From computer crashes to thermostat clashes, small workplace annoyances can add up to almost six hours of wasted time per week, according to one survey.
A report on work habits by Samsung shows that if on-the-job obstacles are not addressed by employers, then annoyed employees might be doing more than heading out of the office in search of solitude. The workers might leave the job altogether.
The research shows that 30% of UK workers have left a job because they were irritated by a colleague. While most don’t take that extreme step, the research showed that co-workers who are loud or prone to interrupt regularly can lead to productivity loss of 22 minutes a day. Combined with the other main categories of productivity loss, the total time lost to workplace irritation was 5.5 hours per week.
Computer crashes or slow internet speeds were the most common workplace annoyance, chosen by 92% of respondents. Among the other irritants: 82% said being too hot or too cold disrupted work, and 81% said uncomfortable seating was a concern.
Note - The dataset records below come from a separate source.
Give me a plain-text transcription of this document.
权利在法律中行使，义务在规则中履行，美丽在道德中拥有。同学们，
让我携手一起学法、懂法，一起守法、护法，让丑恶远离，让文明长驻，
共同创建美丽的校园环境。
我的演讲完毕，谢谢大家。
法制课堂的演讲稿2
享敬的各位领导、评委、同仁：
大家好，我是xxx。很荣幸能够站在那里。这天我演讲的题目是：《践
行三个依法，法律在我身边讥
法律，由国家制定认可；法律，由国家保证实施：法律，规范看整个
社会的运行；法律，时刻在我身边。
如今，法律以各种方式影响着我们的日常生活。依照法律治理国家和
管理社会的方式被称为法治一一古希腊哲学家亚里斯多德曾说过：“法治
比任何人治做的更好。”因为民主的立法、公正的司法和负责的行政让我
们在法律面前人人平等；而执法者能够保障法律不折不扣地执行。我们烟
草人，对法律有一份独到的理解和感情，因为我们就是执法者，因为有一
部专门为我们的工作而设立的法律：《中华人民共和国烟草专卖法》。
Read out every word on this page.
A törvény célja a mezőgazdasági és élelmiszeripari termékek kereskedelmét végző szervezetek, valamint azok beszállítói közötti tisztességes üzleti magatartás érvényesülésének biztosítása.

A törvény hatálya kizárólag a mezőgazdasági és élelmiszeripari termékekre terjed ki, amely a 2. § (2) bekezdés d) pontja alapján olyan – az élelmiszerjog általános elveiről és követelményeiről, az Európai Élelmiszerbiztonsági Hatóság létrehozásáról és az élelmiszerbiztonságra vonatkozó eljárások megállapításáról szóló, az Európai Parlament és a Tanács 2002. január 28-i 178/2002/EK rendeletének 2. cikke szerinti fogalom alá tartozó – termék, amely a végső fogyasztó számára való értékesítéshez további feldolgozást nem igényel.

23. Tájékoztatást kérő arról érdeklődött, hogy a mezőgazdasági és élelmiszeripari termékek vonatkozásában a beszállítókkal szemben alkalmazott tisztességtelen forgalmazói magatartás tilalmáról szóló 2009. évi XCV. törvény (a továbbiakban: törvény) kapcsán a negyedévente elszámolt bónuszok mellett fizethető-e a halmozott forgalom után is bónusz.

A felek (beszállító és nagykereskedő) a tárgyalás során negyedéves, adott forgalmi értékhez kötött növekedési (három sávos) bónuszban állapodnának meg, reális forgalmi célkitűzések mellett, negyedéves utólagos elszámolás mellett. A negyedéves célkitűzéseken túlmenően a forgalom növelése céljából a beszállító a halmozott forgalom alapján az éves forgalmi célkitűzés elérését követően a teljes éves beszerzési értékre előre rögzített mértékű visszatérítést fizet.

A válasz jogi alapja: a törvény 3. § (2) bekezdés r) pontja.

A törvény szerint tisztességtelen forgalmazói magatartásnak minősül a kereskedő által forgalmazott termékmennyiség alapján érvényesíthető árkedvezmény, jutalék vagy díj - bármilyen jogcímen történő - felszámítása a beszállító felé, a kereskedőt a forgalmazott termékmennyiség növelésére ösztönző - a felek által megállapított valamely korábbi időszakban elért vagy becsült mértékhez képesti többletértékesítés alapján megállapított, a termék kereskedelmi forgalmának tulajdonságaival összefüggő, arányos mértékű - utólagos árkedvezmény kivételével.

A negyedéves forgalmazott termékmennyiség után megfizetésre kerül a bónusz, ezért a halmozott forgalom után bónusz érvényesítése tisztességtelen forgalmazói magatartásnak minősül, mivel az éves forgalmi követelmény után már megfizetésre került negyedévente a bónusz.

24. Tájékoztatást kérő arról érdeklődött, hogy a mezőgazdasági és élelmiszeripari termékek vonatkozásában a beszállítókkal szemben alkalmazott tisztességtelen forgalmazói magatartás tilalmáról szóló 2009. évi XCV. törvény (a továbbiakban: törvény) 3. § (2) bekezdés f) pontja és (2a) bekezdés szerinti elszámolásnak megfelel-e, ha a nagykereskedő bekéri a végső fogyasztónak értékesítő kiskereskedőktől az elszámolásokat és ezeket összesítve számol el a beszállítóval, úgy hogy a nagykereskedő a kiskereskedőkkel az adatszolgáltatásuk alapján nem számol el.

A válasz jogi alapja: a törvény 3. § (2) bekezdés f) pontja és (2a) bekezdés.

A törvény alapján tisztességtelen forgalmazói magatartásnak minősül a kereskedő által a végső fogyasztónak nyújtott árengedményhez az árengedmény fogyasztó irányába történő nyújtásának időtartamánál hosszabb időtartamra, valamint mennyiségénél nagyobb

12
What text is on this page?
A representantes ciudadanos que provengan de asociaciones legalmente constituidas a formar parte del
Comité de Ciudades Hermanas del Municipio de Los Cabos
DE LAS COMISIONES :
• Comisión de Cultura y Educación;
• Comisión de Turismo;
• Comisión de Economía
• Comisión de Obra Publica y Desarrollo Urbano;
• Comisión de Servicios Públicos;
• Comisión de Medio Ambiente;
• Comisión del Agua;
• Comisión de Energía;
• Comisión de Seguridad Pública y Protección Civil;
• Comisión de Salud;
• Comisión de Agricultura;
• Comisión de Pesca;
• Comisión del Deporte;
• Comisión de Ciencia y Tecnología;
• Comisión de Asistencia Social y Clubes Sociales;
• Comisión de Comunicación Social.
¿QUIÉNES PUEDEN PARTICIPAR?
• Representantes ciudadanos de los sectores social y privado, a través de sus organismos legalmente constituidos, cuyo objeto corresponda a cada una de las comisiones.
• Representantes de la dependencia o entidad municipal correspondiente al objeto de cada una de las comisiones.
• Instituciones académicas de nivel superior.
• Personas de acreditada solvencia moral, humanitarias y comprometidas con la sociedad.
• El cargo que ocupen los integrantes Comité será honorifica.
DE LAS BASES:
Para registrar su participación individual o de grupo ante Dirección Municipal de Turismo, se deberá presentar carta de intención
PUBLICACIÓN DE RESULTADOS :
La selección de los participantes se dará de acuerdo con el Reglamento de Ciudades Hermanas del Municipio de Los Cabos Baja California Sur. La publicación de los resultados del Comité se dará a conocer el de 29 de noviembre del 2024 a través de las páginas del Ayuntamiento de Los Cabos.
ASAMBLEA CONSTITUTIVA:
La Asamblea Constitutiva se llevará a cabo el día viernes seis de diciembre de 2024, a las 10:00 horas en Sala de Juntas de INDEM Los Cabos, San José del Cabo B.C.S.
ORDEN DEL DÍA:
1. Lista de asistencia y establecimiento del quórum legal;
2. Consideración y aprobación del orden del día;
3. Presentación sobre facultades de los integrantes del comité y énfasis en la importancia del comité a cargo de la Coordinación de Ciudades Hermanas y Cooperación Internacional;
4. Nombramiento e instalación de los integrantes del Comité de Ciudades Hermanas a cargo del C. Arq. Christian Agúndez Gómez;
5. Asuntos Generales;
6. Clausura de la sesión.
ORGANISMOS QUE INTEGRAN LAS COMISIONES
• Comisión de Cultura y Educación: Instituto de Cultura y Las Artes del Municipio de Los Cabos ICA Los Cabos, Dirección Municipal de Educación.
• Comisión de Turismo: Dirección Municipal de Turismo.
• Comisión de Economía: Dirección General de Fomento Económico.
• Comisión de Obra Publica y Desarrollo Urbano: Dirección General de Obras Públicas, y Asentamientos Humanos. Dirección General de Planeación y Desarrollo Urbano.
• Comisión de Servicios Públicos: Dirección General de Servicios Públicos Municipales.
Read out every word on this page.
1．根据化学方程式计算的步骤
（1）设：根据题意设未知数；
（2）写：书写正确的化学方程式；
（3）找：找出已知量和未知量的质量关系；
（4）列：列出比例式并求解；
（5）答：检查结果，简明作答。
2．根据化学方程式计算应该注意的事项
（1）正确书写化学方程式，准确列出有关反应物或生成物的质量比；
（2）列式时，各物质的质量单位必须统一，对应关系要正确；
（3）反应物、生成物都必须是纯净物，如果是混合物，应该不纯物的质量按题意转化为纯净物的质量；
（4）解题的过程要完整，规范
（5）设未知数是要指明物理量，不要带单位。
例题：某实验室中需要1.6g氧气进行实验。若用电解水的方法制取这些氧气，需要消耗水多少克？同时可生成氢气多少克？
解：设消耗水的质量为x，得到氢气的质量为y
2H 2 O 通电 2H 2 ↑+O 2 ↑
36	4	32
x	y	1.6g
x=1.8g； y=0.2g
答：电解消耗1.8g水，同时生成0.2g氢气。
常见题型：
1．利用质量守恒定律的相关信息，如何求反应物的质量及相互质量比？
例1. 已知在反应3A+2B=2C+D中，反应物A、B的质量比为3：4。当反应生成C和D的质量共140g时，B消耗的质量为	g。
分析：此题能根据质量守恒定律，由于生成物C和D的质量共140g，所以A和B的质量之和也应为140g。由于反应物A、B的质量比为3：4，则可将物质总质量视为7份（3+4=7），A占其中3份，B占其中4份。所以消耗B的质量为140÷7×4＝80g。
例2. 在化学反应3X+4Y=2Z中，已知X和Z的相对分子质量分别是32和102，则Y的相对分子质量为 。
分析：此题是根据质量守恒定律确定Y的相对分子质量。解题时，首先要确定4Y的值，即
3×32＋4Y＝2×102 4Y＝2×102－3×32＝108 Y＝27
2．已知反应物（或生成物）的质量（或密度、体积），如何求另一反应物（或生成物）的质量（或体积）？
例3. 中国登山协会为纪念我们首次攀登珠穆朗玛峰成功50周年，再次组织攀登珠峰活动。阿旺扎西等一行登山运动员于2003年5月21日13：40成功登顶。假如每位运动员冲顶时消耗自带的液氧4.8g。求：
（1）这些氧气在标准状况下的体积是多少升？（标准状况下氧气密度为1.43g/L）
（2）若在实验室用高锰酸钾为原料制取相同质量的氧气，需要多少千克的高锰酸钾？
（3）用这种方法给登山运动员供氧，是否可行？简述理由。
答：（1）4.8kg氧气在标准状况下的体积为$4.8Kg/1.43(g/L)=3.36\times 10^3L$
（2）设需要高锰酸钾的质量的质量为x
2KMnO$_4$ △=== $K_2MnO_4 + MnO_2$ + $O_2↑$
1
Disagreements over the thermostat are frequent, other research shows. A 2015 US survey by CareerBuilder showed that 20% of workers had argued with a co-worker about office temperature; 53% said being in a cold office was detrimental to productivity, and 71% said that being too warm hindered work.
When such clashes occur, workers are advised to take a break of some sort. The Samsung report included this advice of Cary Cooper, a professor at the University of Manchester and an expert on workplace issues:
Speak up. If a co-worker’s behaviour is distracting you, or you’re having to bring in blankets from home to stay warm, say something.
Be patient. Internet or network outages happen, so you should have a list of tasks to complete during such times. For instance, clearing your desk of clutter or making phone calls while your computer is updated can help you maintain efficiency.
Connect with people. Amid a constant barrage of technology-induced interruptions, it can be difficult to be fully present during one-on-one conversations or larger meetings. Sandy Sloyer, CPA, CGMA, an independent finance consultant who has worked as a CFO, said learning to set aside times to respond to electronic messages is a solid first step to improving interpersonal skills. “You feel that pressure to respond to every beep and every ding or every email that comes in, because you want to be involved, you want to not miss anything,” she said. “We all need to just use the technology where it’s positive and remember how to have those personal relationships.”
Take stress breaks. The Samsung survey said workers like to deal with minor computer annoyances by making a cup of tea or coffee (42%). But some irritations lead to more extreme coping mechanisms. For instance, 33% report sleep difficulties, 21% vent frustrations to loved ones, and 19% overeat or consume alcohol. A walk outside or dedicated time spent away from your desk can help to alleviate stress.
Exercise. A greater level of fitness can help to diminish the effects of workplace stress. Angela Ho, CPA, CGMA, senior vice president and principal accounting officer at OceanFirst Bank in Toms River, New Jersey, occasionally takes a break for exercise. “I have slotted in runs or yoga in the middle of the day, and when I come back to work, I’m far more effective,” Ho said. “I’m surprised, but getting to leave and clear my mind, I come back totally recharged as if I’m starting the day all over again.”